Jorge Octavio nos enseñó, con su personalidad, que la justicia debía ser empática, humilde y sosegada. Situarse en los zapatos del otro, escucharlo, buscar el justo medio, comprender para juzgar y reconocer la posibilidad del error son características que no desdibujan la autoridad, sino que, más bien, perfilan su legitimidad. Se dice, a manera de lugar común, que las instituciones son más que las personas. Pero no, con Jorge Octavio la regla no aplica. Cuando las personas son verdaderas instituciones, con su partida se pierde algo de esa aura que caracteriza lo sagrado. Hoy la muerte le quita la toga, pero nunca la dignidad de su alma.
Por más de tres décadas, Jorge Octavio ejerció otra vocación: ser profesor. Entre el 2020 y el 2023 asumió la decanatura de la Escuela de Derecho y Ciencias Políticas de la Universidad Pontificia Bolivariana, de la que era egresado y profesor. En medio de la pandemia, se echó al hombro una comunidad académica, a quien inspiró con su sabiduría y contagió con su alegría. Esa sabiduría que solo dan los años, que se alimenta de los silencios y que se pone a prueba con las palabras justas, en el momento oportuno. Esa alegría propia de una persona vital y activa, con mucho entusiasmo, para algunos, quizás, con demasiado. Jorge Octavio era lo que llaman, hoy en día, un posibilista. Hacía que las cosas pasaran. Heraldo de buenas noticias y trabajador incansable, revivió la Clínica Jurídica, consolidó la armonía entre los profesores, convocó de nuevo a los egresados, avivó la curiosidad entre los estudiantes, le imprimió un nuevo aire a la Escuela y la mantuvo al orden del día en la agenda nacional.

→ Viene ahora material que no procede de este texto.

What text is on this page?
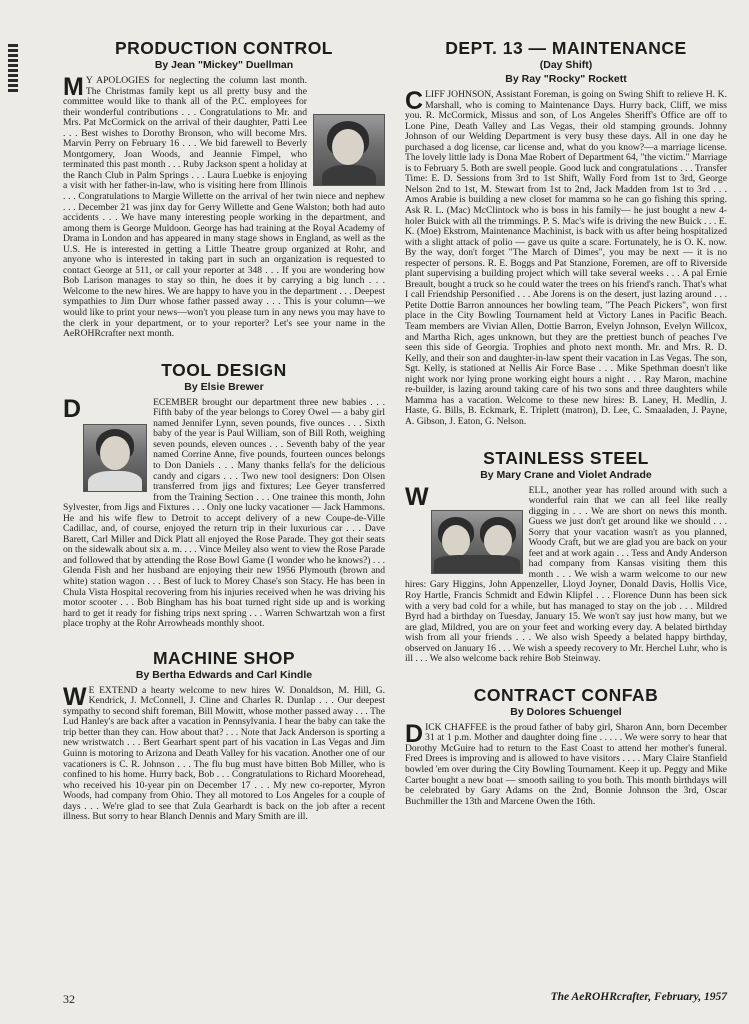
PRODUCTION CONTROL

By Jean "Mickey" Duellman

M Y APOLOGIES for neglecting the column last month. The Christmas family kept us all pretty busy and the committee would like to thank all of the P.C. employees for their wonderful contributions . . . Congratulations to Mr. and Mrs. Pat McCormick on the arrival of their daughter, Patti Lee . . . Best wishes to Dorothy Bronson, who will become Mrs. Marvin Perry on February 16 . . . We bid farewell to Beverly Montgomery, Joan Woods, and Jeannie Fimpel, who terminated this past month . . . Ruby Jackson spent a holiday at the Ranch Club in Palm Springs . . . Laura Luebke is enjoying a visit with her father-in-law, who is visiting here from Illinois . . . Congratulations to Margie Willette on the arrival of her twin niece and nephew . . . December 21 was jinx day for Gerry Willette and Gene Walston; both had auto accidents . . . We have many interesting people working in the department, and among them is George Muldoon. George has had training at the Royal Academy of Drama in London and has appeared in many stage shows in England, as well as the U.S. He is interested in getting a Little Theatre group organized at Rohr, and anyone who is interested in taking part in such an organization is requested to contact George at 511, or call your reporter at 348 . . . If you are wondering how Bob Larison manages to stay so thin, he does it by carrying a big lunch . . . Welcome to the new hires. We are happy to have you in the department . . . Deepest sympathies to Jim Durr whose father passed away . . . This is your column—we would like to print your news—won't you please turn in any news you may have to the clerk in your department, or to your reporter? Let's see your name in the AeROHRcrafter next month.
TOOL DESIGN

By Elsie Brewer

D	ECEMBER brought our department three new babies . . . Fifth baby of the year belongs to Corey Owel — a baby girl named Jennifer Lynn, seven pounds, five ounces . . . Sixth baby of the year is Paul William, son of Bill Roth, weighing seven pounds, eleven ounces . . . Seventh baby of the year named Corrine Anne, five pounds, fourteen ounces belongs to Don Daniels . . . Many thanks fella's for the delicious candy and cigars . . . Two new tool designers: Don Olsen transferred from jigs and fixtures; Lee Geyer transferred from the Training Section . . . One trainee this month, John Sylvester, from Jigs and Fixtures . . . Only one lucky vacationer — Jack Hammons. He and his wife flew to Detroit to accept delivery of a new Coupe-de-Ville Cadillac, and, of course, enjoyed the return trip in their luxurious car . . . Dave Barett, Carl Miller and Dick Platt all enjoyed the Rose Parade. They got their seats on the sidewalk about six a. m. . . . Vince Meiley also went to view the Rose Parade and followed that by attending the Rose Bowl Game (I wonder who he knows?) . . . Glenda Fish and her husband are enjoying their new 1956 Plymouth (brown and white) station wagon . . . Best of luck to Morey Chase's son Stacy. He has been in Chula Vista Hospital recovering from his injuries received when he was driving his motor scooter . . . Bob Bingham has his boat turned right side up and is working hard to get it ready for fishing trips next spring . . . Warren Schwartzah won a first place trophy at the Rohr Arrowheads monthly shoot.
MACHINE SHOP

By Bertha Edwards and Carl Kindle

W E EXTEND a hearty welcome to new hires W. Donaldson, M. Hill, G. Kendrick, J. McConnell, J. Cline and Charles R. Dunlap . . . Our deepest sympathy to second shift foreman, Bill Mowitt, whose mother passed away . . . The Lud Hanley's are back after a vacation in Pennsylvania. I hear the baby can take the trip better than they can. How about that? . . . Note that Jack Anderson is sporting a new wristwatch . . . Bert Gearhart spent part of his vacation in Las Vegas and Jim Guinn is motoring to Arizona and Death Valley for his vacation. Another one of our vacationers is C. R. Johnson . . . The flu bug must have bitten Bob Miller, who is confined to his home. Hurry back, Bob . . . Congratulations to Richard Moorehead, who received his 10-year pin on December 17 . . . My new co-reporter, Myron Woods, had company from Ohio. They all motored to Los Angeles for a couple of days . . . We're glad to see that Zula Gearhardt is back on the job after a recent illness. But sorry to hear Blanch Dennis and Mary Smith are ill.
DEPT. 13 — MAINTENANCE

(Day Shift)

By Ray "Rocky" Rockett

C LIFF JOHNSON, Assistant Foreman, is going on Swing Shift to relieve H. K. Marshall, who is coming to Maintenance Days. Hurry back, Cliff, we miss you. R. McCormick, Missus and son, of Los Angeles Sheriff's Office are off to Lone Pine, Death Valley and Las Vegas, their old stamping grounds. Johnny Johnson of our Welding Department is very busy these days. All in one day he purchased a dog license, car license and, what do you know?—a marriage license. The lovely little lady is Dona Mae Robert of Department 64, "the victim." Marriage is to February 5. Both are swell people. Good luck and congratulations . . . Transfer Time: E. D. Sessions from 3rd to 1st Shift, Wally Ford from 1st to 3rd, George Nelson 2nd to 1st, M. Stewart from 1st to 2nd, Jack Madden from 1st to 3rd . . . Amos Arabie is building a new closet for mamma so he can go fishing this spring. Ask R. L. (Mac) McClintock who is boss in his family— he just bought a new 4-holer Buick with all the trimmings. P. S. Mac's wife is driving the new Buick . . . E. K. (Moe) Ekstrom, Maintenance Machinist, is back with us after being hospitalized with a slight attack of polio — gave us quite a scare. Fortunately, he is O. K. now. By the way, don't forget "The March of Dimes", you may be next — it is no respecter of persons. R. E. Boggs and Pat Stanzione, Foremen, are off to Riverside plant supervising a building project which will take several weeks . . . A pal Ernie Breault, bought a truck so he could water the trees on his friend's ranch. That's what I call Friendship Personified . . . Abe Jorens is on the desert, just lazing around . . . Petite Dottie Barron announces her bowling team, "The Peach Pickers", won first place in the City Bowling Tournament held at Victory Lanes in Pacific Beach. Team members are Vivian Allen, Dottie Barron, Evelyn Johnson, Evelyn Willcox, and Martha Rich, ages unknown, but they are the prettiest bunch of peaches I've seen this side of Georgia. Trophies and photo next month. Mr. and Mrs. R. D. Kelly, and their son and daughter-in-law spent their vacation in Las Vegas. The son, Sgt. Kelly, is stationed at Nellis Air Force Base . . . Mike Spethman doesn't like night work nor lying prone working eight hours a night . . . Ray Maron, machine re-builder, is lazing around taking care of his two sons and three daughters while Mamma has a vacation. Welcome to these new hires: B. Laney, H. Medlin, J. Haste, G. Bills, B. Eckmark, E. Triplett (matron), D. Lee, C. Smaaladen, J. Payne, A. Gibson, J. Eaton, G. Nelson.
STAINLESS STEEL

By Mary Crane and Violet Andrade

W	ELL, another year has rolled around with such a wonderful rain that we can all feel like really digging in . . . We are short on news this month. Guess we just don't get around like we should . . . Sorry that your vacation wasn't as you planned, Woody Craft, but we are glad you are back on your feet and at work again . . . Tess and Andy Anderson had company from Kansas visiting them this month . . . We wish a warm welcome to our new hires: Gary Higgins, John Appenzeller, Lloyd Joyner, Donald Davis, Hollis Vice, Roy Hartle, Francis Schmidt and Edwin Klipfel . . . Florence Dunn has been sick with a very bad cold for a while, but has managed to stay on the job . . . Mildred Byrd had a birthday on Tuesday, January 15. We won't say just how many, but we are glad, Mildred, you are on your feet and working every day. A belated birthday wish from all your friends . . . We also wish Speedy a belated happy birthday, observed on January 16 . . . We wish a speedy recovery to Mr. Herchel Luhr, who is ill . . . We also welcome back rehire Bob Steinway.
CONTRACT CONFAB

By Dolores Schuengel

D ICK CHAFFEE is the proud father of baby girl, Sharon Ann, born December 31 at 1 p.m. Mother and daughter doing fine . . . . . We were sorry to hear that Dorothy McGuire had to return to the East Coast to attend her mother's funeral. Fred Drees is improving and is allowed to have visitors . . . . Mary Claire Stanfield bowled 'em over during the City Bowling Tournament. Keep it up. Peggy and Mike Carter bought a new boat — smooth sailing to you both. This month birthdays will be celebrated by Gary Adams on the 2nd, Bonnie Johnson the 3rd, Oscar Buchmiller the 13th and Marcene Owen the 16th.
32	The AeROHRcrafter, February, 1957
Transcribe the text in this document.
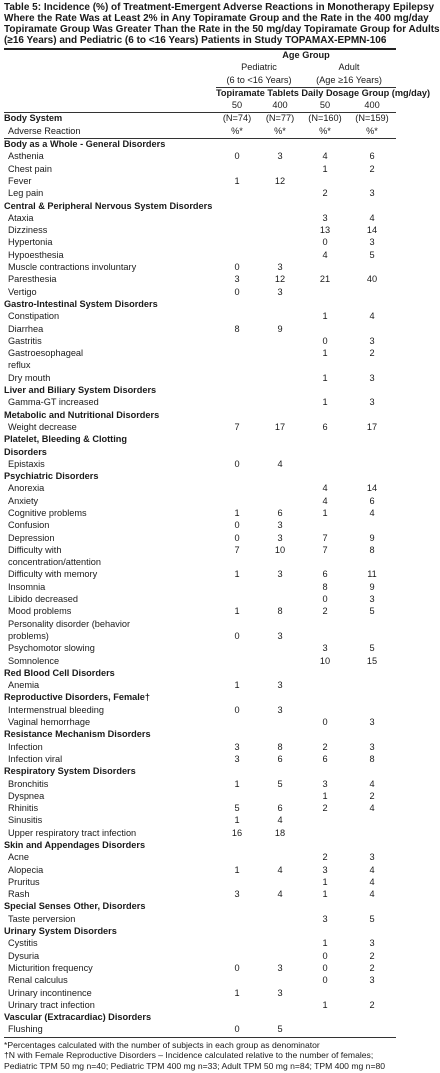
Table 5: Incidence (%) of Treatment-Emergent Adverse Reactions in Monotherapy Epilepsy
Where the Rate Was at Least 2% in Any Topiramate Group and the Rate in the 400 mg/day
Topiramate Group Was Greater Than the Rate in the 50 mg/day Topiramate Group for Adults
(≥16 Years) and Pediatric (6 to <16 Years) Patients in Study TOPAMAX-EPMN-106
	Age Group			
	Pediatric		Adult	
	(6 to <16 Years)		(Age ≥16 Years)	
	Topiramate Tablets Daily Dosage Group (mg/day)			
	50	400	50	400
Body System	(N=74)	(N=77)	(N=160)	(N=159)
Adverse Reaction	%*	%*	%*	%*
Body as a Whole - General Disorders				
Asthenia	0	3	4	6
Chest pain			1	2
Fever	1	12		
Leg pain			2	3
Central & Peripheral Nervous System Disorders				
Ataxia			3	4
Dizziness			13	14
Hypertonia			0	3
Hypoesthesia			4	5
Muscle contractions involuntary	0	3		
Paresthesia	3	12	21	40
Vertigo	0	3		
Gastro-Intestinal System Disorders				
Constipation			1	4
Diarrhea	8	9		
Gastritis			0	3
Gastroesophageal			1	2
reflux				
Dry mouth			1	3
Liver and Biliary System Disorders				
Gamma-GT increased			1	3
Metabolic and Nutritional Disorders				
Weight decrease	7	17	6	17
Platelet, Bleeding & Clotting				
Disorders				
Epistaxis	0	4		
Psychiatric Disorders				
Anorexia			4	14
Anxiety			4	6
Cognitive problems	1	6	1	4
Confusion	0	3		
Depression	0	3	7	9
Difficulty with	7	10	7	8
concentration/attention				
Difficulty with memory	1	3	6	11
Insomnia			8	9
Libido decreased			0	3
Mood problems	1	8	2	5
Personality disorder (behavior				
problems)	0	3		
Psychomotor slowing			3	5
Somnolence			10	15
Red Blood Cell Disorders				
Anemia	1	3		
Reproductive Disorders, Female†				
Intermenstrual bleeding	0	3		
Vaginal hemorrhage			0	3
Resistance Mechanism Disorders				
Infection	3	8	2	3
Infection viral	3	6	6	8
Respiratory System Disorders				
Bronchitis	1	5	3	4
Dyspnea			1	2
Rhinitis	5	6	2	4
Sinusitis	1	4		
Upper respiratory tract infection	16	18		
Skin and Appendages Disorders				
Acne			2	3
Alopecia	1	4	3	4
Pruritus			1	4
Rash	3	4	1	4
Special Senses Other, Disorders				
Taste perversion			3	5
Urinary System Disorders				
Cystitis			1	3
Dysuria			0	2
Micturition frequency	0	3	0	2
Renal calculus			0	3
Urinary incontinence	1	3		
Urinary tract infection			1	2
Vascular (Extracardiac) Disorders				
Flushing	0	5		
*Percentages calculated with the number of subjects in each group as denominator
†N with Female Reproductive Disorders – Incidence calculated relative to the number of females;
Pediatric TPM 50 mg n=40; Pediatric TPM 400 mg n=33; Adult TPM 50 mg n=84; TPM 400 mg n=80
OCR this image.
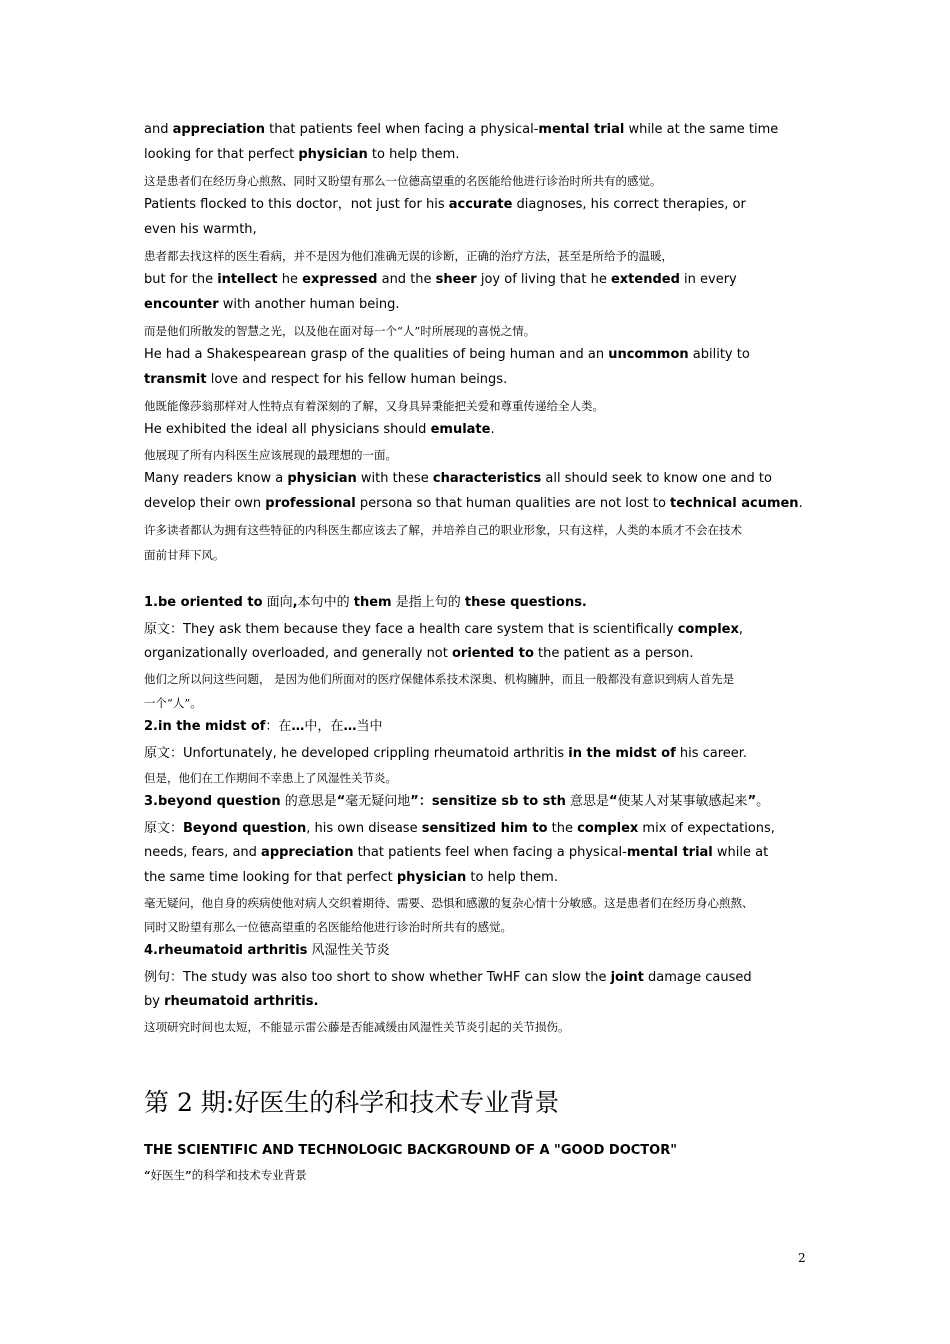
and appreciation that patients feel when facing a physical-mental trial while at the same time
looking for that perfect physician to help them.
这是患者们在经历身心煎熬、同时又盼望有那么一位德高望重的名医能给他进行诊治时所共有的感觉。
Patients flocked to this doctor，not just for his accurate diagnoses, his correct therapies, or
even his warmth,
患者都去找这样的医生看病，并不是因为他们准确无误的诊断，正确的治疗方法，甚至是所给予的温暖，
but for the intellect he expressed and the sheer joy of living that he extended in every
encounter with another human being.
而是他们所散发的智慧之光，以及他在面对每一个“人”时所展现的喜悦之情。
He had a Shakespearean grasp of the qualities of being human and an uncommon ability to
transmit love and respect for his fellow human beings.
他既能像莎翁那样对人性特点有着深刻的了解，又身具异秉能把关爱和尊重传递给全人类。
He exhibited the ideal all physicians should emulate.
他展现了所有内科医生应该展现的最理想的一面。
Many readers know a physician with these characteristics all should seek to know one and to
develop their own professional persona so that human qualities are not lost to technical acumen.
许多读者都认为拥有这些特征的内科医生都应该去了解，并培养自己的职业形象，只有这样，人类的本质才不会在技术
面前甘拜下风。
1.be oriented to 面向,本句中的 them 是指上句的 these questions.
原文：They ask them because they face a health care system that is scientifically complex,
organizationally overloaded, and generally not oriented to the patient as a person.
他们之所以问这些问题， 是因为他们所面对的医疗保健体系技术深奥、机构臃肿，而且一般都没有意识到病人首先是
一个“人”。
2.in the midst of：在…中，在…当中
原文：Unfortunately, he developed crippling rheumatoid arthritis in the midst of his career.
但是，他们在工作期间不幸患上了风湿性关节炎。
3.beyond question 的意思是“毫无疑问地”：sensitize sb to sth 意思是“使某人对某事敏感起来”。
原文：Beyond question, his own disease sensitized him to the complex mix of expectations,
needs, fears, and appreciation that patients feel when facing a physical-mental trial while at
the same time looking for that perfect physician to help them.
毫无疑问，他自身的疾病使他对病人交织着期待、需要、恐惧和感激的复杂心情十分敏感。这是患者们在经历身心煎熬、
同时又盼望有那么一位德高望重的名医能给他进行诊治时所共有的感觉。
4.rheumatoid arthritis 风湿性关节炎
例句：The study was also too short to show whether TwHF can slow the joint damage caused
by rheumatoid arthritis.
这项研究时间也太短，不能显示雷公藤是否能减缓由风湿性关节炎引起的关节损伤。
第 2 期:好医生的科学和技术专业背景
THE SCIENTIFIC AND TECHNOLOGIC BACKGROUND OF A "GOOD DOCTOR"
“好医生”的科学和技术专业背景
2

Ahora pienso que fue un lujo inmerecido tener, a la vuelta de un café, a un ser humano noble y ejemplar. En la universidad, quienes tuvimos el privilegio de conocerlo y admirarlo, aprendimos con sus palabras y acciones. Destaco tres lecciones de vida. Primero, a ver en todas las personas la realización de la bondad. Las personas son buenas, afirmaba, y de nosotros depende saber en qué o para qué. Segundo, a guiar nuestras decisiones con sentido práctico. Lejos de fundamentalismos inútiles o de vanidades teóricas, su consejo invitaba a comenzar pensando las consecuencias prácticas de nuestras acciones. Tercero, a ser solidarios. Hizo el bien a muchas personas, que ni siquiera se enteraron. Aunque muchos quedamos en deuda con él, tengo la certeza de que su mano amiga se extendió siempre de forma desinteresada. A él le debo esta columna en Ámbito Jurídico, pero, por encima de todas las cosas, una renovada fe en la humanidad.
El mundo, nuestro mundo, es un lugar mejor gracias a que Jorge Octavio transitó por él. Porque su paso por la vida no fue un dicho de paso, su legado guía, cual brújula moral, el horizonte de nuestro tiempo. A su esposa, hijos, familia y seres queridos, en nombre de la Facultad de Derecho de la UPB, les expreso nuestras sinceras condolencias y les prometo que lo recordaremos siempre.